Single by Elton John
- B-side: "Brian, Jimmy, Elton and Eric"
- Released: April 1977
- Recorded: 1977
- Genre: Charity
- Length: 2:30
- Label: Rocket Records
- Songwriter: Elton John
- Producer: Unlisted

Elton John singles chronology
| "Crazy Water" (1977) | "The Goaldiggers Song" (1977) | "Ego" (1978) |

= The Goaldiggers Song =

"The Goaldiggers Song" is a charity single by British musician Elton John, released in 1977. The song is written for the Goaldigger's charity to provide playing fields in under-privileged areas. The single never charted anywhere, as it was a limited charity release - only 500 copies were pressed, approximately half of which were signed by John.

The song is written, composed and performed solely by John; the song features only his piano and multi-tracked vocals. The actual disc does not contain writing or production credits, and since the release of the single, it hasn't appeared on any album or been reissued in any formats and considered as a collector's item.

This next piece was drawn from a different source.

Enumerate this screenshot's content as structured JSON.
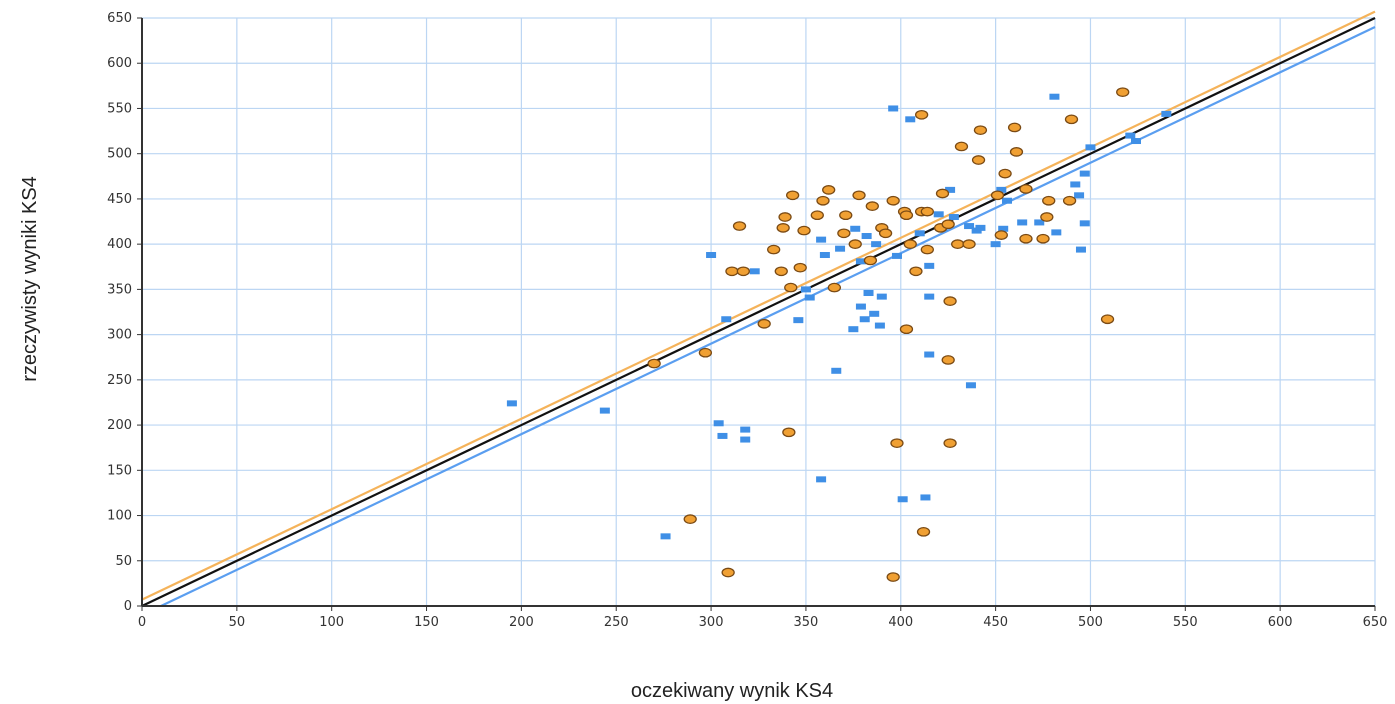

The only well-known performance of this song happens at his performance at the Wembley Empire Pool on 3 November 1977.

==Background==
At the time in 1977, John was living reclused in London; the only time he would go out was to go see his football team Watford F.C. play. The single was available for a cost of five UK pounds by mail-order only and featured John and a number of other British celebrities including Jimmy Hill and Eric Morecambe in conversation on the B-side. The tapes were destroyed after the pressing, so no other official copies of the recording exist.